Contando uma história importante, pouco conhecida em detalhes por grande parte do público, o filme fez sua premiére no Festival de Berlim de 2019 e deveria ter saído naquele ano, mas, por questões burocráticas até hoje não justificadas por parte da Ancine, teve seu lançamento adiado diversas vezes. Acaba que o filme ganha as telas em um momento muito oportuno.
Marighella é mostrado além do guerrilheiro. Conhecemos o pai, marido e amigo, que consegue divertir, sorrir e se emocionar. Muito fruto da atuação poderosa de Seu Jorge, que se entrega por completo e consegue ser carismático e extremamente intenso quando necessário. Essas características de certa forma também são trabalhadas no grupo mais próximo do protagonista, com um elenco que funciona como grupo, com boas atuações.
O principal problema do longa é o vilão. A atuação exagerada de Bruno Gagliasso e o texto deprimente constroem um personagem extremamente caricato, que destoa demais do restante da produção. Cada cena com o personagem abaixa demais o nível da obra. Essa proposta de criar um único personagem para personificar a violência da ditadura enfraquece a real ameaça do regime, criando uma perseguição de nível pessoal injustificada.
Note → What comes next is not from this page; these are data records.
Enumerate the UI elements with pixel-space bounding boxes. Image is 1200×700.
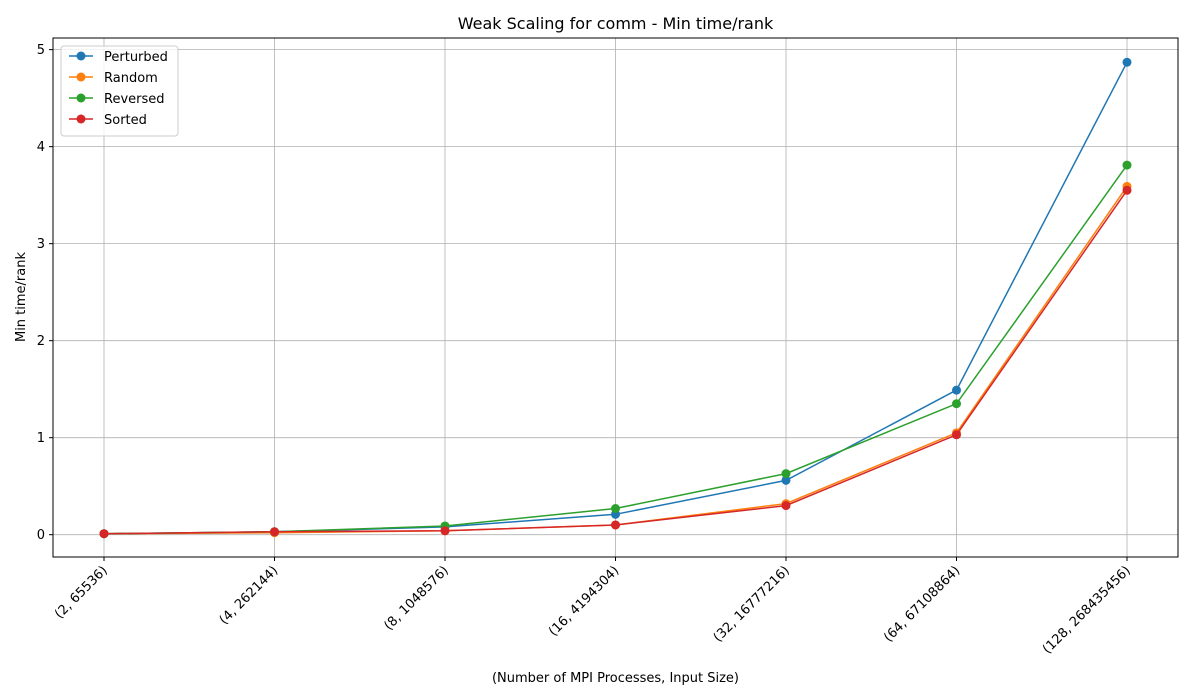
legend-item-perturbed: Perturbed [69, 50, 168, 65]
legend-label: Random [104, 71, 158, 86]
data-point [270, 527, 279, 537]
y-tick-label: 2 [37, 334, 45, 349]
legend-marker [76, 51, 86, 61]
x-tick-label: (128, 268435456) [1040, 563, 1134, 657]
legend-box [60, 45, 179, 137]
legend-marker [76, 72, 86, 82]
legend-label: Reversed [104, 92, 165, 107]
series-sorted [99, 185, 1132, 539]
data-point [781, 475, 791, 485]
data-point [781, 469, 791, 479]
legend-marker [76, 114, 86, 124]
grid-lines [53, 38, 1178, 557]
x-axis-ticks: (2, 65536) (4, 262144) (8, 1048576) (16, 41… [52, 557, 1134, 657]
data-point [952, 430, 961, 440]
legend-marker [76, 93, 86, 103]
data-point [1122, 57, 1132, 67]
y-tick-label: 4 [37, 140, 45, 155]
x-tick-label: (2, 65536) [52, 563, 111, 622]
legend-item-random: Random [69, 71, 158, 86]
data-point [99, 529, 109, 539]
chart-title: Weak Scaling for comm - Min time/rank [458, 14, 774, 33]
legend-label: Sorted [104, 113, 147, 128]
data-point [611, 520, 620, 530]
x-axis-label: (Number of MPI Processes, Input Size) [492, 671, 739, 686]
x-tick-label: (64, 67108864) [881, 563, 963, 645]
data-point [440, 526, 450, 536]
legend-item-sorted: Sorted [69, 113, 147, 128]
x-tick-label: (32, 16777216) [711, 563, 793, 645]
y-axis-label: Min time/rank [14, 252, 29, 343]
data-point [952, 399, 961, 409]
x-tick-label: (8, 1048576) [381, 563, 451, 633]
y-tick-label: 1 [37, 431, 45, 446]
y-tick-label: 5 [37, 43, 45, 58]
x-tick-label: (4, 262144) [217, 563, 282, 628]
data-point [781, 501, 791, 511]
y-axis-ticks: 0 1 2 3 4 5 [37, 43, 53, 543]
series-layer [99, 57, 1132, 539]
x-tick-label: (16, 4194304) [546, 563, 622, 639]
data-point [952, 385, 961, 395]
data-point [1122, 185, 1132, 195]
data-point [611, 503, 620, 513]
legend-label: Perturbed [104, 50, 168, 65]
legend-item-reversed: Reversed [69, 92, 165, 107]
data-point [1122, 160, 1132, 170]
legend: Perturbed Random Reversed Sorted [60, 45, 179, 137]
y-tick-label: 0 [37, 528, 45, 543]
y-tick-label: 3 [37, 237, 45, 252]
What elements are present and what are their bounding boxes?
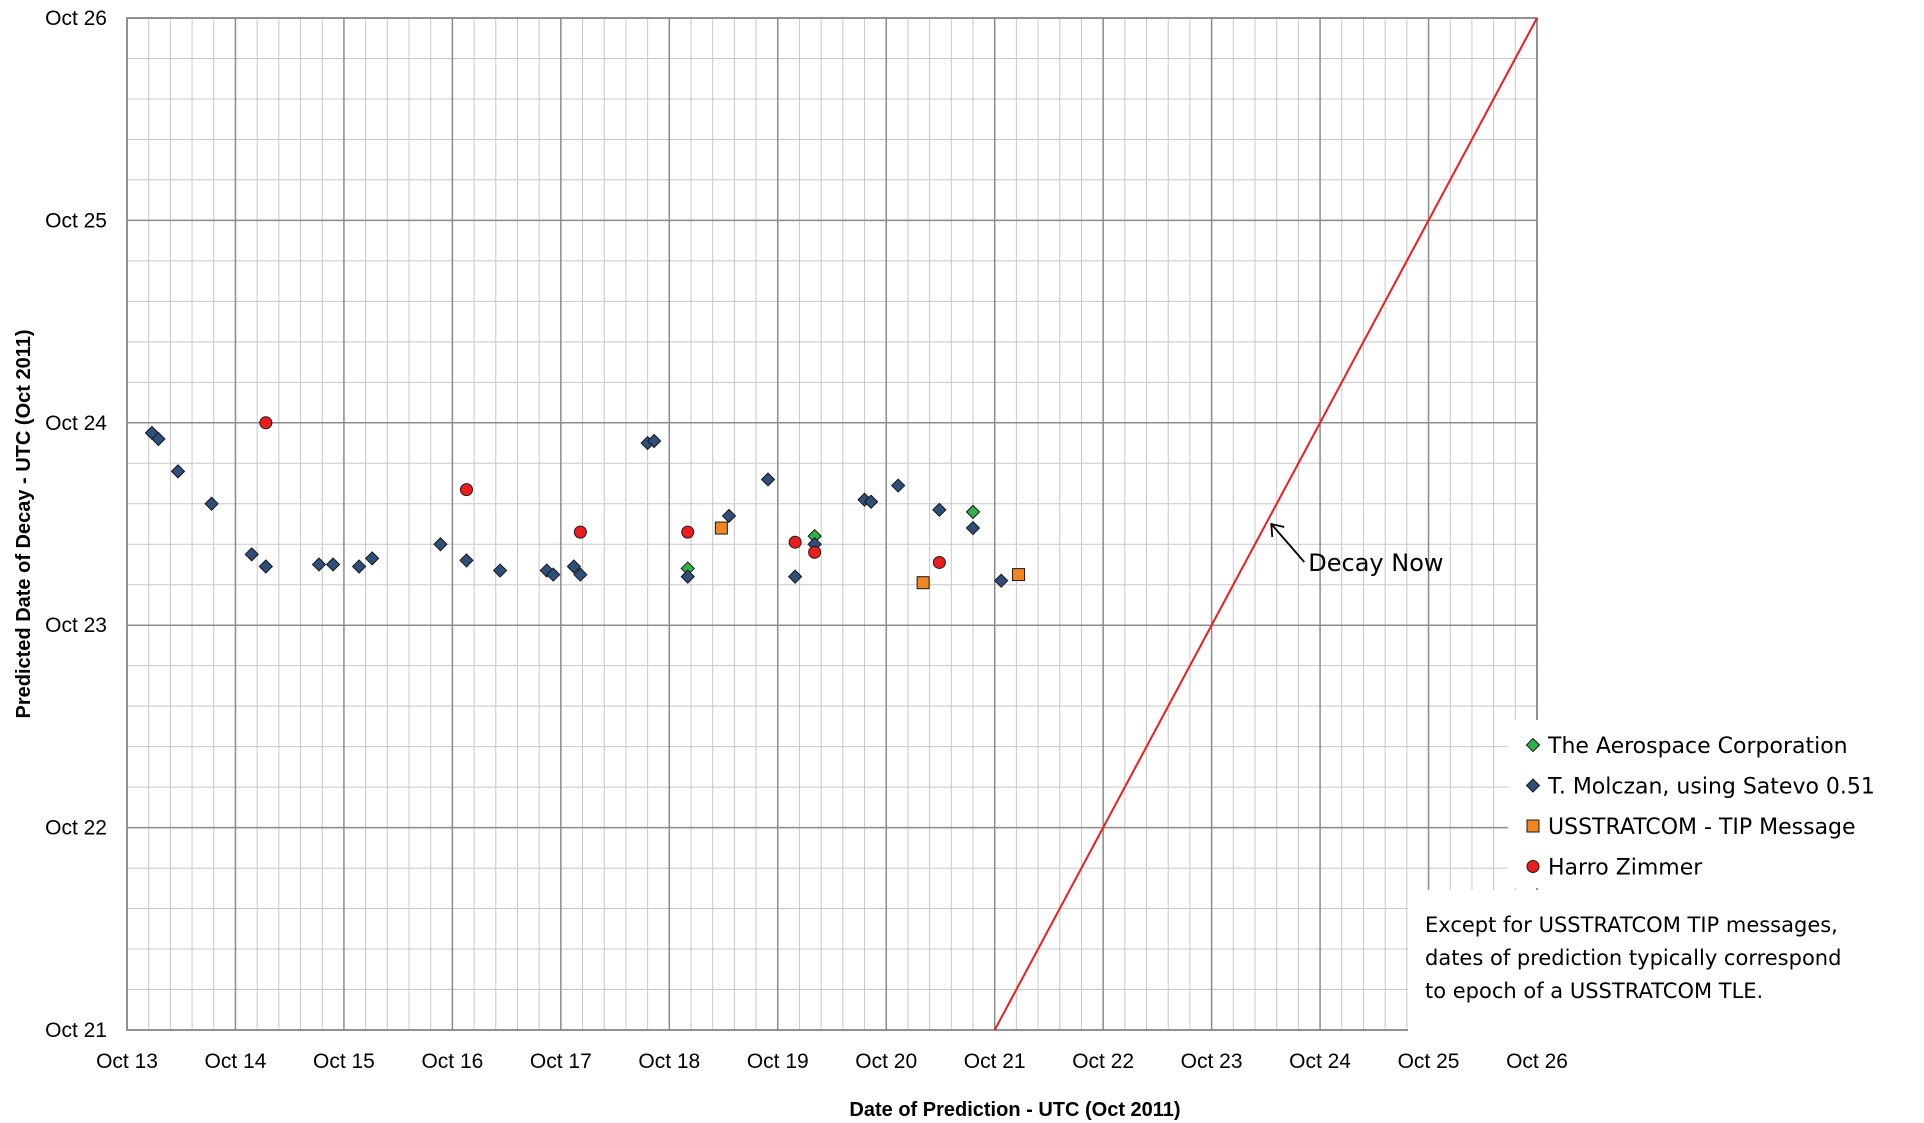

A estreia de Wagner Moura na direção é interessante. Trabalhando sempre com a câmera instável, que remete a um tom documental e reforça a tensão das cenas, o diretor peca pelo excesso. Essa proposta estética acaba cansando um pouco. Seria agradável, em cenas sem tensão, que a câmera dialogasse com o clima da narrativa.
O excesso de closes também incomoda. Essa proposta intensifica a atuação de Seu Jorge. A forma como ele consegue transparecer sentimentos pelo olhar é muito forte, sensação que não funciona tanto com o restante do elenco.
“Marighella” é um filme que intercala cenas poderosas com algumas bem fracas, que pouco acrescentam à obra e a alongam demais. Esse contraste encontramos também no trabalho do elenco, mas, nesse caso, as boas atuações são a grande maioria. Destaque para os trabalhos de Luiz Carlos Vasconcelos, Humberto Carrão e Jorge Paz.
A estreia de Moura na direção é animadora. Que ele possa trilhar seu caminho e alcançar a mesma excelência do seu trabalho como ator, se tornando referência artística não só dentro do país, mas também fora dele.